Other Scientific Contributions:

In addition to his work on temperature measurement, Celsius made significant contributions to other scientific fields. He conducted extensive research on astronomy, particularly on the shape and dimensions of the Earth. Celsius developed new methods for determining latitude and conducted precise measurements of the Earth’s meridian arc, which contributed to the understanding of the Earth’s shape.

Celsius also explored the Earth’s magnetic fields and investigated the periodicity of magnetic variations. He developed a method for measuring the dip angle, which provided insights into the Earth’s magnetic field and its interaction with compass needles.

Personal Life and Legacy:

Anders Celsius led a relatively private and modest life. He was known for his reserved and serious demeanor, dedicating most of his time to his scientific pursuits. Celsius never married and did not have any children.

Tragically, Celsius’s career was cut short when he fell ill in 1744. He passed away on April 25, 1744, at the age of 42, due to tuberculosis. Despite his premature death, Celsius’s contributions to science left a lasting impact on various fields.

Celsius’s temperature scale, which initially faced some resistance and modifications, eventually gained widespread acceptance. It revolutionized temperature measurement, providing a standardized and universally recognized system. Today, the Celsius scale is used in scientific research, meteorology, industry, and everyday life across much of the world.

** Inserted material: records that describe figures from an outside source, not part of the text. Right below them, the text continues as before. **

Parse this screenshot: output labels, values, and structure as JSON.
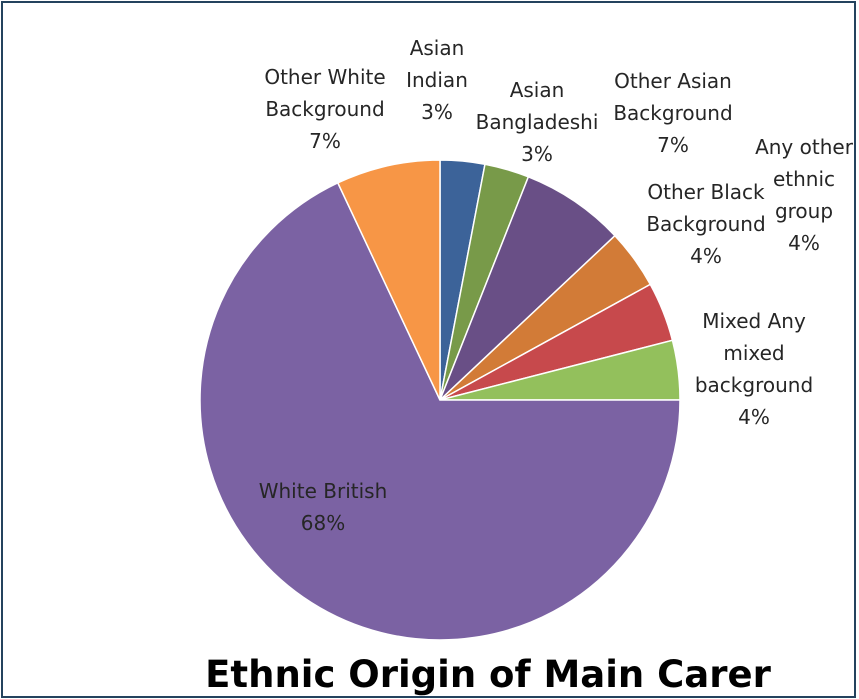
{
  "chart_data": {
    "type": "pie",
    "title": "Ethnic Origin of Main Carer",
    "start_angle_deg": 0,
    "direction": "clockwise",
    "slices": [
      {
        "key": "asian-indian",
        "label": [
          "Asian",
          "Indian",
          "3%"
        ],
        "value": 3,
        "color": "#3c6399"
      },
      {
        "key": "asian-bangladeshi",
        "label": [
          "Asian",
          "Bangladeshi",
          "3%"
        ],
        "value": 3,
        "color": "#789a49"
      },
      {
        "key": "other-asian-background",
        "label": [
          "Other Asian",
          "Background",
          "7%"
        ],
        "value": 7,
        "color": "#694f86"
      },
      {
        "key": "other-black-background",
        "label": [
          "Other Black",
          "Background",
          "4%"
        ],
        "value": 4,
        "color": "#d27b37"
      },
      {
        "key": "any-other-ethnic-group",
        "label": [
          "Any other",
          "ethnic",
          "group",
          "4%"
        ],
        "value": 4,
        "color": "#c7494c"
      },
      {
        "key": "mixed-any-mixed-background",
        "label": [
          "Mixed  Any",
          "mixed",
          "background",
          "4%"
        ],
        "value": 4,
        "color": "#93c05c"
      },
      {
        "key": "white-british",
        "label": [
          "White British",
          "68%"
        ],
        "value": 68,
        "color": "#7b62a3"
      },
      {
        "key": "other-white-background",
        "label": [
          "Other White",
          "Background",
          "7%"
        ],
        "value": 7,
        "color": "#f79646"
      }
    ]
  }
}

Celsius’s legacy extends beyond temperature measurement. His advancements in astronomy and geodesy laid the groundwork for future discoveries and techniques in these fields. His dedication to scientific precision and accuracy set a high standard for scientific inquiry and methodology.


Anders Celsius’s pioneering work in temperature measurement, along with his contributions to astronomy and geodesy, established him as a prominent figure in the scientific community. Through the development of the Celsius temperature scale, he provided a practical, intuitive, and universally recognized system for temperature measurement. Celsius’s meticulous research and scientific advancements continue to shape our understanding of the world and influence modern scientific practices. His lasting legacy as a scientist, mathematician, and astronomer underscores his significance in the history of science.